Michigan Sales Tax Guide & Nexus Calculator (2026)
Michigan has a 6% state rate with no local sales taxes, making rate calculation straightforward. SaaS and most digital goods are not taxable under current Michigan Treasury guidance. Michigan is an SST member, enabling streamlined multi-state registration.
Quick Reference
Section titled “Quick Reference”| Criterion | Detail |
|---|---|
| State Rate | 6% |
| Economic Nexus Threshold | $100,000 gross sales (rolling 12 months) |
| Transaction Threshold | None |
| Digital Goods / SaaS | Not taxable |
| Typical Filing Frequency | Monthly |
| SST Member | Yes |
| Registration Portal | michigan.gov/taxes |
Economic Nexus
Section titled “Economic Nexus”For informational purposes only · Not legal or tax advice · Consult a licensed tax professional · Rules as of 2026
Michigan’s economic nexus threshold is $100,000 in gross sales into Michigan in the current or prior calendar year. Once exceeded, registration and collection are required.
Marketplace-facilitated sales (Amazon, Etsy, eBay) count toward the threshold. Michigan eliminated its 200-transaction alternative threshold before 2025. Only the revenue threshold applies.
Tax Rate and Product Taxability
Section titled “Tax Rate and Product Taxability”Michigan’s state rate is 6%. Michigan does not permit local sales taxes — the 6% rate applies uniformly statewide.
This statewide uniformity makes Michigan simple for rate calculation: one rate for all Michigan orders, regardless of customer location.
Product Categories
Section titled “Product Categories”Taxable: Tangible personal property, most retail goods, prepared food.
Exempt: Prescription drugs, most groceries (food for home preparation is exempt), qualifying agricultural inputs, industrial processing machinery.
Grocery exemption: Michigan exempts most food items intended for home consumption. Prepared food (restaurant meals, candy, carbonated beverages) remains taxable at 6%.
Digital Goods and SaaS
Section titled “Digital Goods and SaaS”Michigan does not tax SaaS or most digital goods under current Department of Treasury guidance.
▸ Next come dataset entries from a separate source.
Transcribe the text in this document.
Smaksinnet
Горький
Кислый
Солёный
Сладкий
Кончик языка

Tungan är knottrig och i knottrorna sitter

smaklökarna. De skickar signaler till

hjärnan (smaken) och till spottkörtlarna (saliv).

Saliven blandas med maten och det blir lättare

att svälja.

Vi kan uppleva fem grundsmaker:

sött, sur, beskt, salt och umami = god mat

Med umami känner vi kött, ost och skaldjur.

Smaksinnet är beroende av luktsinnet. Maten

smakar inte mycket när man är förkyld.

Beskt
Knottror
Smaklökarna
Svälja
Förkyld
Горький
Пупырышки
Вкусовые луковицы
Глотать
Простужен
Michigan’s sales tax applies to tangible personal property, and the Treasury has generally held that digital products lacking a physical medium are not taxable.
Michigan’s digital goods position:
- SaaS — not taxable; the Treasury has held that remote access to software does not constitute a sale of tangible personal property
- Downloaded software — Michigan has been inconsistent on downloaded software; current guidance generally treats electronically delivered prewritten software as not taxable, though older guidance treated it as taxable. Verify current Treasury guidance for your specific delivery model
- Digital content (ebooks, streaming, music downloads) — generally not taxable
- Online subscriptions for digital services — generally not taxable
For SaaS and digital-only businesses, Michigan is generally a non-taxable state — meaningful for sellers in a market covering the Detroit/Ann Arbor metro and beyond.
Caution: Michigan’s digital goods guidance has evolved and could change. Monitor Treasury updates.
Registration
Section titled “Registration”Michigan is an SST member state. Register through the Streamlined Sales Tax Registration System (SSTRS) at streamlinedsalestax.org for multi-state coverage including Michigan.
For Michigan-only registration:
- Go to the Michigan Department of Treasury: michigan.gov/taxes
- Access Michigan Treasury Online (MTO): michigan.gov/mto
- Register for a Sales Tax License
- Provide EIN and business information
- You will receive a Michigan Sales Tax License
Registration is free.
Foreign Sellers
Section titled “Foreign Sellers”Michigan accepts foreign business registrations. A US EIN is required.
Filing Frequency and Deadlines
Section titled “Filing Frequency and Deadlines”| Annual Tax Liability | Filing Frequency |
|---|---|
| Less than $750 | Annual |
| $750–$3,600 | Quarterly |
| More than $3,600 | Monthly |
Monthly due dates: Returns are due by the 20th of the following month.
Returns are filed through Michigan Treasury Online (MTO).
Compliance Notes
Section titled “Compliance Notes”No local rates: Michigan’s single statewide rate eliminates complexity.
SaaS sellers likely have no Michigan obligation: If your revenue is purely SaaS, Michigan’s non-taxable position means you likely have no collection obligation. Monitor Treasury guidance for potential expansion.
SST membership: Use the SSTRS for multi-state registration covering Michigan.
Amazon FBA: Amazon operates fulfillment centers in Michigan. FBA inventory creates physical nexus immediately.
Use Tax: Michigan customers buying from unregistered sellers owe use tax. Registering and collecting relieves your customers of this obligation.